A Test Case in Regulatory Failure
The airing of violent, coercive, and insensitive content in prime time is not just another controversy. It is a case study in regulatory failure. By allowing guns to be dressed up as passion and coercion to masquerade as romance, such dramas blur the line between love and aggression in front of millions of households. For young viewers in particular, such imagery is not harmless entertainment. It creates dangerous associations that can shape real-world attitudes and behaviors.
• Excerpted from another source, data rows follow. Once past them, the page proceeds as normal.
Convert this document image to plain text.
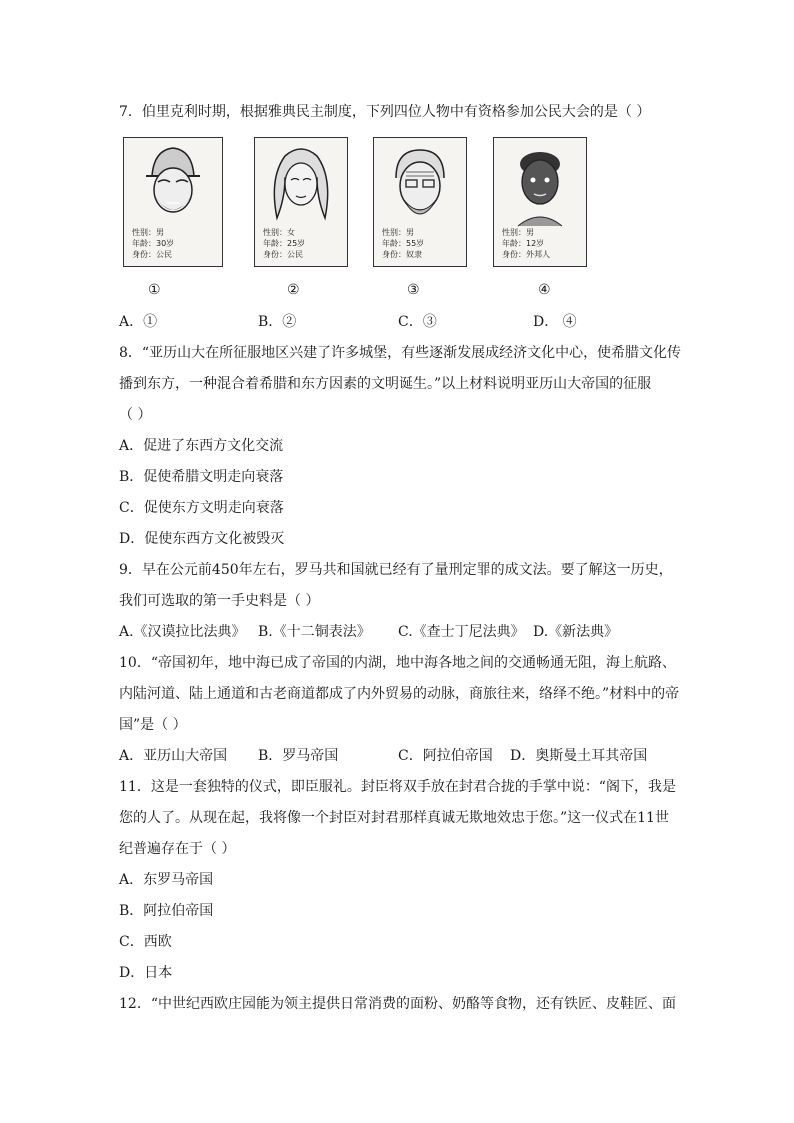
7．伯里克利时期，根据雅典民主制度，下列四位人物中有资格参加公民大会的是（ ）
性别：男
年龄：30岁
身份：公民
性别：女
年龄：25岁
身份：公民
性别：男
年龄：55岁
身份：奴隶
性别：男
年龄：12岁
身份：外邦人
①	②	③	④
A．①	B．②	C．③	D． ④
8．“亚历山大在所征服地区兴建了许多城堡，有些逐渐发展成经济文化中心，使希腊文化传
播到东方，一种混合着希腊和东方因素的文明诞生。”以上材料说明亚历山大帝国的征服
（ ）
A．促进了东西方文化交流
B．促使希腊文明走向衰落
C．促使东方文明走向衰落
D．促使东西方文化被毁灭
9．早在公元前450年左右，罗马共和国就已经有了量刑定罪的成文法。要了解这一历史，
我们可选取的第一手史料是（ ）
A.《汉谟拉比法典》 B.《十二铜表法》 C.《查士丁尼法典》 D.《新法典》
10．“帝国初年，地中海已成了帝国的内湖，地中海各地之间的交通畅通无阻，海上航路、
内陆河道、陆上通道和古老商道都成了内外贸易的动脉，商旅往来，络绎不绝。”材料中的帝
国”是（ ）
A．亚历山大帝国 B．罗马帝国	C．阿拉伯帝国 D．奥斯曼土耳其帝国
11．这是一套独特的仪式，即臣服礼。封臣将双手放在封君合拢的手掌中说：“阁下，我是
您的人了。从现在起，我将像一个封臣对封君那样真诚无欺地效忠于您。”这一仪式在11世
纪普遍存在于（ ）
A．东罗马帝国
B．阿拉伯帝国
C．西欧
D．日本
12．“中世纪西欧庄园能为领主提供日常消费的面粉、奶酪等食物，还有铁匠、皮鞋匠、面
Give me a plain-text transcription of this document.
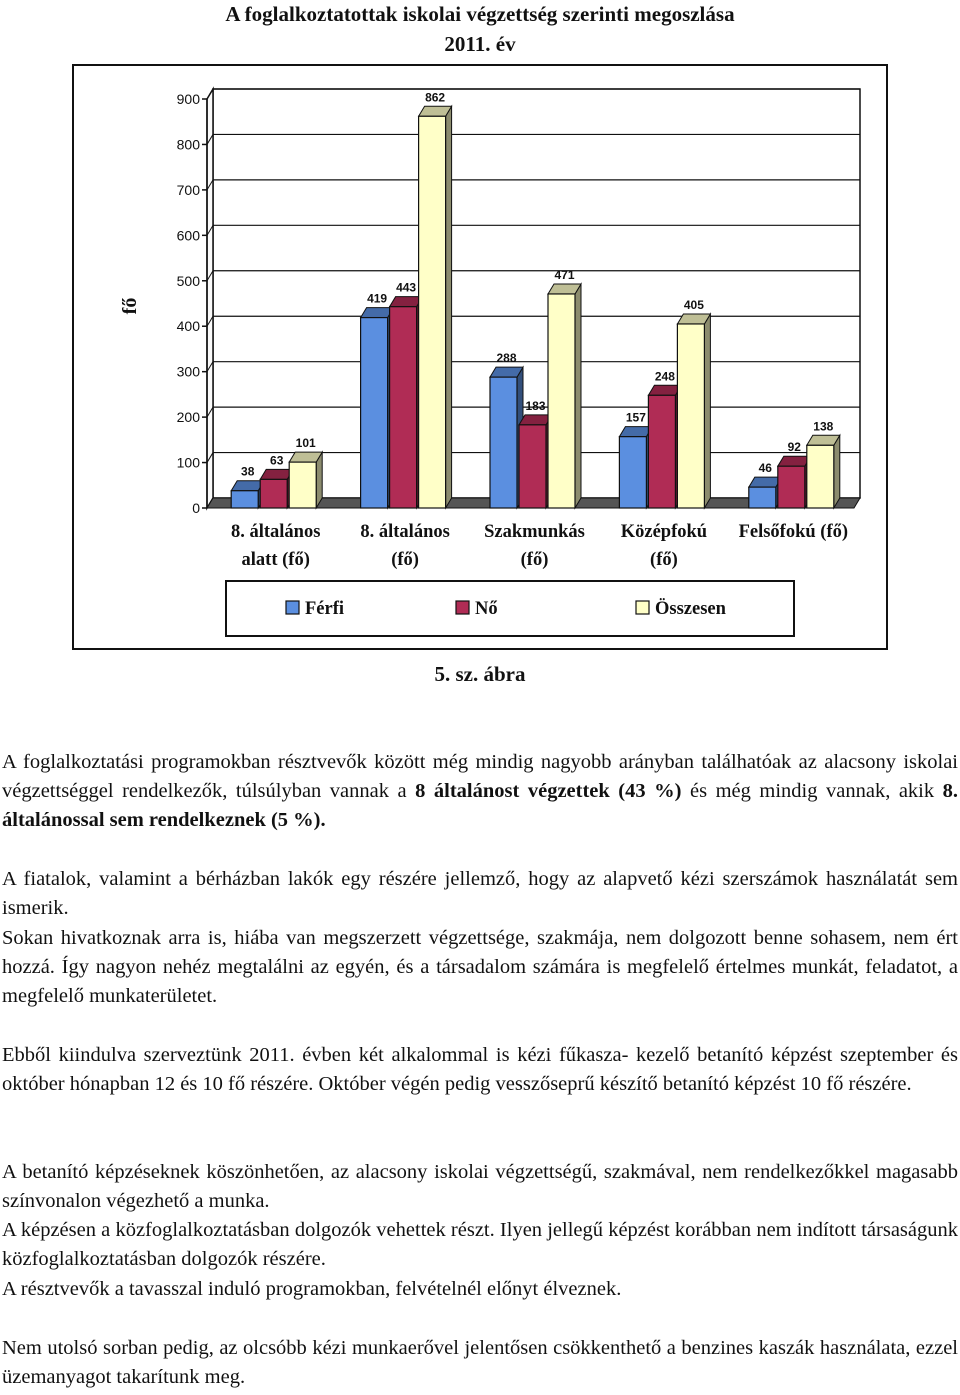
A foglalkoztatottak iskolai végzettség szerinti megoszlása
2011. év
0
100
200
300
400
500
600
700
800
900
fő
38
63
101
8. általános
alatt (fő)
419
443
862
8. általános
(fő)
288
183
471
Szakmunkás
(fő)
157
248
405
Középfokú
(fő)
46
92
138
Felsőfokú (fő)
Férfi	Nő	Összesen
5. sz. ábra

A foglalkoztatási programokban résztvevők között még mindig nagyobb arányban találhatóak az alacsony iskolai végzettséggel rendelkezők, túlsúlyban vannak a 8 általánost végzettek (43 %) és még mindig vannak, akik 8. általánossal sem rendelkeznek (5 %).

A fiatalok, valamint a bérházban lakók egy részére jellemző, hogy az alapvető kézi szerszámok használatát sem ismerik.

Sokan hivatkoznak arra is, hiába van megszerzett végzettsége, szakmája, nem dolgozott benne sohasem, nem ért hozzá. Így nagyon nehéz megtalálni az egyén, és a társadalom számára is megfelelő értelmes munkát, feladatot, a megfelelő munkaterületet.

Ebből kiindulva szerveztünk 2011. évben két alkalommal is kézi fűkasza- kezelő betanító képzést szeptember és október hónapban 12 és 10 fő részére. Október végén pedig vesszőseprű készítő betanító képzést 10 fő részére.

A betanító képzéseknek köszönhetően, az alacsony iskolai végzettségű, szakmával, nem rendelkezőkkel magasabb színvonalon végezhető a munka.

A képzésen a közfoglalkoztatásban dolgozók vehettek részt. Ilyen jellegű képzést korábban nem indított társaságunk közfoglalkoztatásban dolgozók részére.

A résztvevők a tavasszal induló programokban, felvételnél előnyt élveznek.

Nem utolsó sorban pedig, az olcsóbb kézi munkaerővel jelentősen csökkenthető a benzines kaszák használata, ezzel üzemanyagot takarítunk meg.
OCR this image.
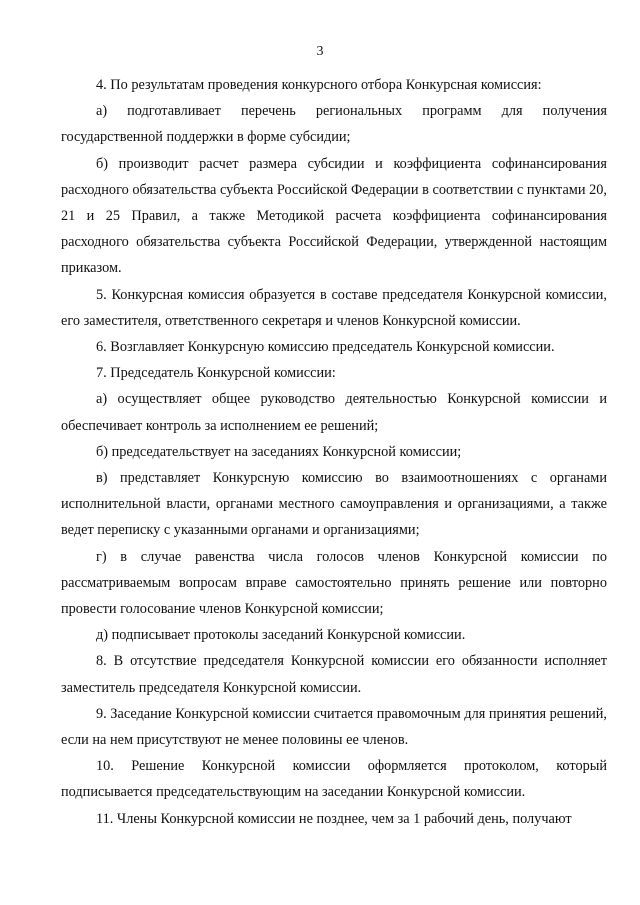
3

4. По результатам проведения конкурсного отбора Конкурсная комиссия:

а) подготавливает перечень региональных программ для получения государственной поддержки в форме субсидии;

б) производит расчет размера субсидии и коэффициента софинансирования расходного обязательства субъекта Российской Федерации в соответствии с пунктами 20, 21 и 25 Правил, а также Методикой расчета коэффициента софинансирования расходного обязательства субъекта Российской Федерации, утвержденной настоящим приказом.

5. Конкурсная комиссия образуется в составе председателя Конкурсной комиссии, его заместителя, ответственного секретаря и членов Конкурсной комиссии.

6. Возглавляет Конкурсную комиссию председатель Конкурсной комиссии.

7. Председатель Конкурсной комиссии:

а) осуществляет общее руководство деятельностью Конкурсной комиссии и обеспечивает контроль за исполнением ее решений;

б) председательствует на заседаниях Конкурсной комиссии;

в) представляет Конкурсную комиссию во взаимоотношениях с органами исполнительной власти, органами местного самоуправления и организациями, а также ведет переписку с указанными органами и организациями;

г) в случае равенства числа голосов членов Конкурсной комиссии по рассматриваемым вопросам вправе самостоятельно принять решение или повторно провести голосование членов Конкурсной комиссии;

д) подписывает протоколы заседаний Конкурсной комиссии.

8. В отсутствие председателя Конкурсной комиссии его обязанности исполняет заместитель председателя Конкурсной комиссии.

9. Заседание Конкурсной комиссии считается правомочным для принятия решений, если на нем присутствуют не менее половины ее членов.

10. Решение Конкурсной комиссии оформляется протоколом, который подписывается председательствующим на заседании Конкурсной комиссии.

11. Члены Конкурсной комиссии не позднее, чем за 1 рабочий день, получают
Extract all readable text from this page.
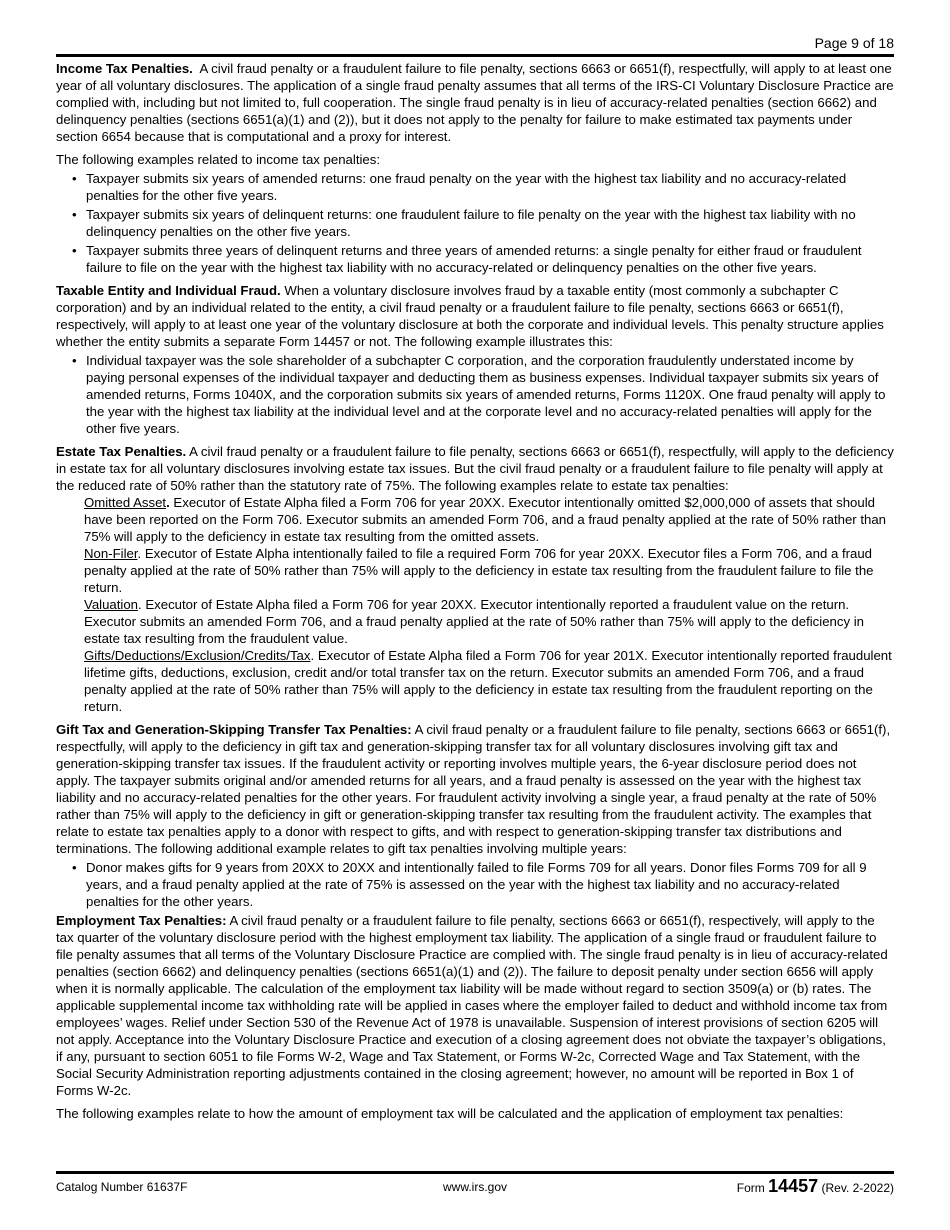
Page 9 of 18

Income Tax Penalties. A civil fraud penalty or a fraudulent failure to file penalty, sections 6663 or 6651(f), respectfully, will apply to at least one year of all voluntary disclosures. The application of a single fraud penalty assumes that all terms of the IRS-CI Voluntary Disclosure Practice are complied with, including but not limited to, full cooperation. The single fraud penalty is in lieu of accuracy-related penalties (section 6662) and delinquency penalties (sections 6651(a)(1) and (2)), but it does not apply to the penalty for failure to make estimated tax payments under section 6654 because that is computational and a proxy for interest.

The following examples related to income tax penalties:

• Taxpayer submits six years of amended returns: one fraud penalty on the year with the highest tax liability and no accuracy-related penalties for the other five years.
• Taxpayer submits six years of delinquent returns: one fraudulent failure to file penalty on the year with the highest tax liability with no delinquency penalties on the other five years.
• Taxpayer submits three years of delinquent returns and three years of amended returns: a single penalty for either fraud or fraudulent failure to file on the year with the highest tax liability with no accuracy-related or delinquency penalties on the other five years.

Taxable Entity and Individual Fraud. When a voluntary disclosure involves fraud by a taxable entity (most commonly a subchapter C corporation) and by an individual related to the entity, a civil fraud penalty or a fraudulent failure to file penalty, sections 6663 or 6651(f), respectively, will apply to at least one year of the voluntary disclosure at both the corporate and individual levels. This penalty structure applies whether the entity submits a separate Form 14457 or not. The following example illustrates this:

• Individual taxpayer was the sole shareholder of a subchapter C corporation, and the corporation fraudulently understated income by paying personal expenses of the individual taxpayer and deducting them as business expenses. Individual taxpayer submits six years of amended returns, Forms 1040X, and the corporation submits six years of amended returns, Forms 1120X. One fraud penalty will apply to the year with the highest tax liability at the individual level and at the corporate level and no accuracy-related penalties will apply for the other five years.

Estate Tax Penalties. A civil fraud penalty or a fraudulent failure to file penalty, sections 6663 or 6651(f), respectfully, will apply to the deficiency in estate tax for all voluntary disclosures involving estate tax issues. But the civil fraud penalty or a fraudulent failure to file penalty will apply at the reduced rate of 50% rather than the statutory rate of 75%. The following examples relate to estate tax penalties:

Omitted Asset. Executor of Estate Alpha filed a Form 706 for year 20XX. Executor intentionally omitted $2,000,000 of assets that should have been reported on the Form 706. Executor submits an amended Form 706, and a fraud penalty applied at the rate of 50% rather than 75% will apply to the deficiency in estate tax resulting from the omitted assets.
Non-Filer. Executor of Estate Alpha intentionally failed to file a required Form 706 for year 20XX. Executor files a Form 706, and a fraud penalty applied at the rate of 50% rather than 75% will apply to the deficiency in estate tax resulting from the fraudulent failure to file the return.
Valuation. Executor of Estate Alpha filed a Form 706 for year 20XX. Executor intentionally reported a fraudulent value on the return. Executor submits an amended Form 706, and a fraud penalty applied at the rate of 50% rather than 75% will apply to the deficiency in estate tax resulting from the fraudulent value.
Gifts/Deductions/Exclusion/Credits/Tax. Executor of Estate Alpha filed a Form 706 for year 201X. Executor intentionally reported fraudulent lifetime gifts, deductions, exclusion, credit and/or total transfer tax on the return. Executor submits an amended Form 706, and a fraud penalty applied at the rate of 50% rather than 75% will apply to the deficiency in estate tax resulting from the fraudulent reporting on the return.

Gift Tax and Generation-Skipping Transfer Tax Penalties: A civil fraud penalty or a fraudulent failure to file penalty, sections 6663 or 6651(f), respectfully, will apply to the deficiency in gift tax and generation-skipping transfer tax for all voluntary disclosures involving gift tax and generation-skipping transfer tax issues. If the fraudulent activity or reporting involves multiple years, the 6-year disclosure period does not apply. The taxpayer submits original and/or amended returns for all years, and a fraud penalty is assessed on the year with the highest tax liability and no accuracy-related penalties for the other years. For fraudulent activity involving a single year, a fraud penalty at the rate of 50% rather than 75% will apply to the deficiency in gift or generation-skipping transfer tax resulting from the fraudulent activity. The examples that relate to estate tax penalties apply to a donor with respect to gifts, and with respect to generation-skipping transfer tax distributions and terminations. The following additional example relates to gift tax penalties involving multiple years:

• Donor makes gifts for 9 years from 20XX to 20XX and intentionally failed to file Forms 709 for all years. Donor files Forms 709 for all 9 years, and a fraud penalty applied at the rate of 75% is assessed on the year with the highest tax liability and no accuracy-related penalties for the other years.

Employment Tax Penalties: A civil fraud penalty or a fraudulent failure to file penalty, sections 6663 or 6651(f), respectively, will apply to the tax quarter of the voluntary disclosure period with the highest employment tax liability. The application of a single fraud or fraudulent failure to file penalty assumes that all terms of the Voluntary Disclosure Practice are complied with. The single fraud penalty is in lieu of accuracy-related penalties (section 6662) and delinquency penalties (sections 6651(a)(1) and (2)). The failure to deposit penalty under section 6656 will apply when it is normally applicable. The calculation of the employment tax liability will be made without regard to section 3509(a) or (b) rates. The applicable supplemental income tax withholding rate will be applied in cases where the employer failed to deduct and withhold income tax from employees’ wages. Relief under Section 530 of the Revenue Act of 1978 is unavailable. Suspension of interest provisions of section 6205 will not apply. Acceptance into the Voluntary Disclosure Practice and execution of a closing agreement does not obviate the taxpayer’s obligations, if any, pursuant to section 6051 to file Forms W-2, Wage and Tax Statement, or Forms W-2c, Corrected Wage and Tax Statement, with the Social Security Administration reporting adjustments contained in the closing agreement; however, no amount will be reported in Box 1 of Forms W-2c.

The following examples relate to how the amount of employment tax will be calculated and the application of employment tax penalties:

Catalog Number 61637F	www.irs.gov	Form 14457 (Rev. 2-2022)
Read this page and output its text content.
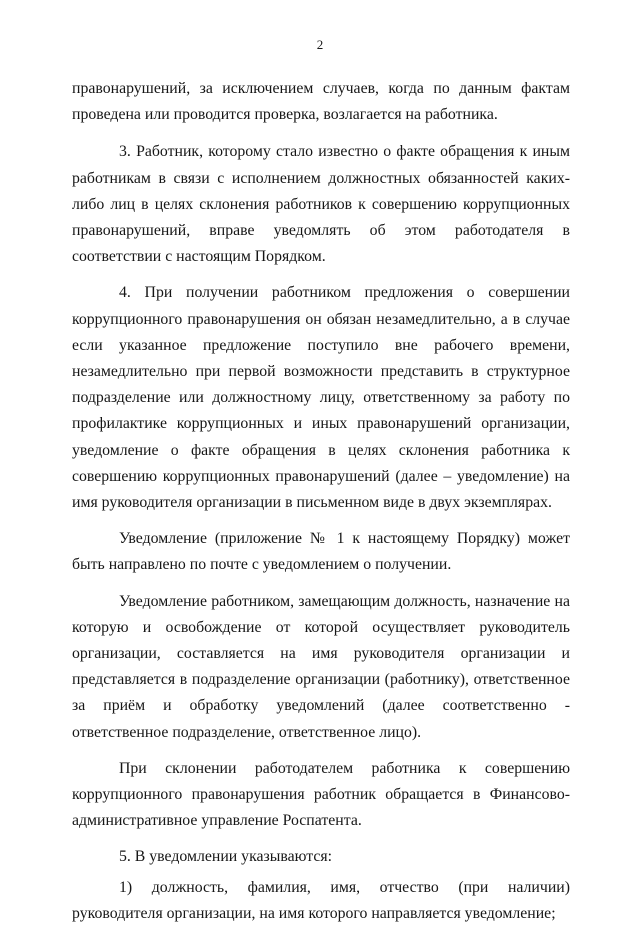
2

правонарушений, за исключением случаев, когда по данным фактам проведена или проводится проверка, возлагается на работника.

3. Работник, которому стало известно о факте обращения к иным работникам в связи с исполнением должностных обязанностей каких-либо лиц в целях склонения работников к совершению коррупционных правонарушений, вправе уведомлять об этом работодателя в соответствии с настоящим Порядком.

4. При получении работником предложения о совершении коррупционного правонарушения он обязан незамедлительно, а в случае если указанное предложение поступило вне рабочего времени, незамедлительно при первой возможности представить в структурное подразделение или должностному лицу, ответственному за работу по профилактике коррупционных и иных правонарушений организации, уведомление о факте обращения в целях склонения работника к совершению коррупционных правонарушений (далее – уведомление) на имя руководителя организации в письменном виде в двух экземплярах.

Уведомление (приложение № 1 к настоящему Порядку) может быть направлено по почте с уведомлением о получении.

Уведомление работником, замещающим должность, назначение на которую и освобождение от которой осуществляет руководитель организации, составляется на имя руководителя организации и представляется в подразделение организации (работнику), ответственное за приём и обработку уведомлений (далее соответственно - ответственное подразделение, ответственное лицо).

При склонении работодателем работника к совершению коррупционного правонарушения работник обращается в Финансово-административное управление Роспатента.

5. В уведомлении указываются:

1) должность, фамилия, имя, отчество (при наличии) руководителя организации, на имя которого направляется уведомление;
The fact that this unfolded at prime time, Pakistan’s peak family-viewing hour, only magnifies the problem. PEMRA’s silence, until such dramas have already sparked controversy, demonstrates that its system is fundamentally ill-equipped to meet its mandate. Without structural reform, similar content will continue to slip through, steadily eroding values and normalizing what society rejects.
The Way Forward
The way forward is clear. Pakistan cannot rely on PEMRA’s limited, after-the-fact policing. A new censorship or review board is urgently needed, one that operates proactively, not reactively. Family hours must be protected by law, not by hope. Cultural and Islamic principles must be upheld through institutional safeguards, not through the goodwill of broadcasters chasing ratings. The government must treat this issue with urgency. Every day of delay allows more damaging content to enter households, weakening the cultural and moral fabric of society. The establishment of a pre-screening mechanism, modeled on successful systems in Turkey and Iran but tailored to Pakistan’s context, would provide the protection families deserve.
Conclusion
The recent airing of televised violence should serve as a wake-up call, not just about one drama, but about the weakness of an entire regulatory system. It exposed how entertainment channels prioritize profits over principles and how PEMRA’s reactive framework fails to shield families from harmful content. The Ministry of Information and Broadcasting must act now, not with token fines or delayed bans, but with real reform. The choice before the government is stark: either it protects its citizens and culture, or it continues leaving Pakistani values at the mercy of prime-time television. What hangs in the balance is more than ratings or controversies. It is the cultural integrity, moral clarity, and family safety of a nation.